According to the researchers, this was the first study identifying individual genes linked with olive weight. The Discover Foundation, an Andalusian government research support group that funded the study, hailed the findings as a significant advancement in understanding the genetics of olive fruit development.
The researchers used data from the genomes of 40 cultivated olive varieties and ten wild olive tree species, which they had previously sequenced, selecting representative samples of each variety with olives of different weights.

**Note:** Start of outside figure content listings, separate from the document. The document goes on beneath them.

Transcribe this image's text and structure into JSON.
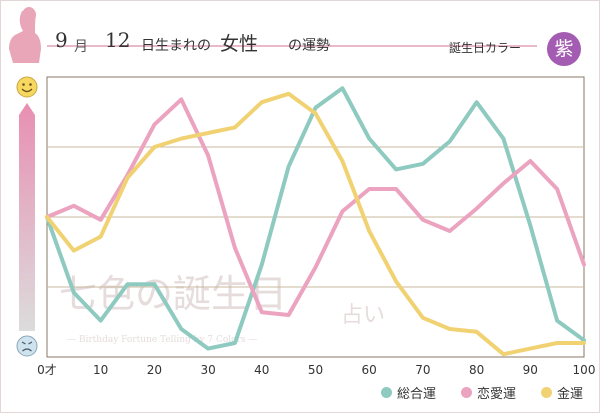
{
  "header": {
    "month": "9",
    "month_unit": "月",
    "day": "12",
    "rest": "日生まれの",
    "sex": "女性",
    "luck": "の運勢",
    "color_label": "誕生日カラー",
    "color_name": "紫",
    "color_hex": "#a45bb2"
  },
  "face_icons": {
    "top": "smile-face-icon",
    "bottom": "worried-face-icon"
  },
  "watermark": {
    "main": "七色の誕生日",
    "sub": "占い",
    "caption": "— Birthday Fortune Telling by 7 Colors —"
  },
  "chart_data": {
    "type": "line",
    "x": [
      0,
      5,
      10,
      15,
      20,
      25,
      30,
      35,
      40,
      45,
      50,
      55,
      60,
      65,
      70,
      75,
      80,
      85,
      90,
      95,
      100
    ],
    "xlim": [
      0,
      100
    ],
    "ylim": [
      0,
      100
    ],
    "x_tick_labels": [
      "0才",
      "10",
      "20",
      "30",
      "40",
      "50",
      "60",
      "70",
      "80",
      "90",
      "100"
    ],
    "x_tick_values": [
      0,
      10,
      20,
      30,
      40,
      50,
      60,
      70,
      80,
      90,
      100
    ],
    "grid": true,
    "legend_position": "bottom-right",
    "series": [
      {
        "name": "総合運",
        "color": "#8ecac0",
        "values": [
          50,
          23,
          13,
          26,
          26,
          10,
          3,
          5,
          33,
          68,
          89,
          96,
          78,
          67,
          69,
          77,
          91,
          78,
          47,
          13,
          6
        ]
      },
      {
        "name": "恋愛運",
        "color": "#eba3bf",
        "values": [
          50,
          54,
          49,
          65,
          83,
          92,
          72,
          39,
          16,
          15,
          32,
          52,
          60,
          60,
          49,
          45,
          53,
          62,
          70,
          60,
          33
        ]
      },
      {
        "name": "金運",
        "color": "#f1d273",
        "values": [
          50,
          38,
          43,
          64,
          75,
          78,
          80,
          82,
          91,
          94,
          87,
          70,
          45,
          27,
          14,
          10,
          9,
          1,
          3,
          5,
          5
        ]
      }
    ]
  }
}
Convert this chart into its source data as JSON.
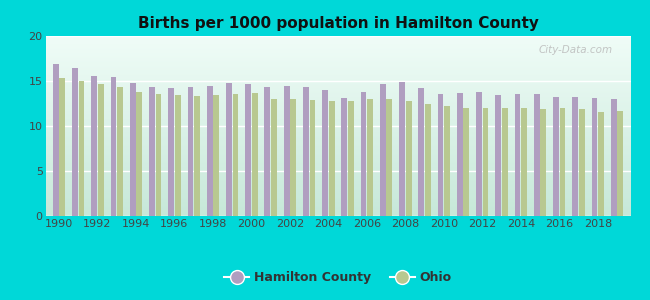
{
  "title": "Births per 1000 population in Hamilton County",
  "background_color": "#00d8d8",
  "plot_bg_top": "#f0faf8",
  "plot_bg_bottom": "#c8e8d8",
  "years": [
    1990,
    1991,
    1992,
    1993,
    1994,
    1995,
    1996,
    1997,
    1998,
    1999,
    2000,
    2001,
    2002,
    2003,
    2004,
    2005,
    2006,
    2007,
    2008,
    2009,
    2010,
    2011,
    2012,
    2013,
    2014,
    2015,
    2016,
    2017,
    2018,
    2019
  ],
  "hamilton": [
    16.9,
    16.5,
    15.6,
    15.5,
    14.8,
    14.3,
    14.2,
    14.3,
    14.4,
    14.8,
    14.7,
    14.3,
    14.4,
    14.3,
    14.0,
    13.1,
    13.8,
    14.7,
    14.9,
    14.2,
    13.6,
    13.7,
    13.8,
    13.5,
    13.6,
    13.6,
    13.2,
    13.2,
    13.1,
    13.0
  ],
  "ohio": [
    15.3,
    15.0,
    14.7,
    14.3,
    13.8,
    13.6,
    13.5,
    13.3,
    13.5,
    13.6,
    13.7,
    13.0,
    13.0,
    12.9,
    12.8,
    12.8,
    13.0,
    13.0,
    12.8,
    12.5,
    12.2,
    12.0,
    12.0,
    12.0,
    12.0,
    11.9,
    12.0,
    11.9,
    11.6,
    11.7
  ],
  "hamilton_color": "#b09ec0",
  "ohio_color": "#b8c890",
  "ylim": [
    0,
    20
  ],
  "yticks": [
    0,
    5,
    10,
    15,
    20
  ],
  "bar_width": 0.3,
  "legend_hamilton": "Hamilton County",
  "legend_ohio": "Ohio",
  "watermark": "City-Data.com"
}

They said the 40 cultivated olive varieties represent more than 90 percent of the genetic variability of domesticated olive tree varieties. They added that the ten wild varieties sequenced represented a broad geographical sample of non-domesticated olive trees.
The researchers extracted DNA from the 50 specimens using a genome-wide association study analysis, which they said was similar to “reading” and assembling DNA as if it were a detailed instruction manual.
By doing this, they found 113 genetic markers grouped into several clusters. The researchers then ran a statistical analysis to detect correlations between the clusters of genetic markers and cross-referenced between the olive samples.
As a result, they determined that 18 of 31 markers clustered into nine groups were linked with fruit size and weight, suggesting nine genes are involved in determining fruit size.
“Checking specific genetic markers, such as those that determine the weight of the olive, facilitates the selection of trees with beneficial characteristics, thus speeding up the genetic improvement process,” said Francisco Luque, a researcher from the University of Jaén and co-author of the study. “It is like opening a manual for each tree that tells us its qualities.”
“For example, if a very young olive tree is analyzed and it is concluded through a genetic analysis that the fruit will have a mediocre weight, the decision could be made to discard it and use resources on a specimen whose genetic markers indicate that the olive will weigh more,” he added.
The researchers now plan to use a similar method to identify the genetic markers and genes that influence the production of polyphenols in different olive varieties. They believe this will help farmers produce olives with greater organoleptic value and health benefits.
“We want to identify the genes responsible for the production of different polyphenols and between different varieties of olive trees and determine why some fruits have a greater amount of these molecules than others,” Luque said.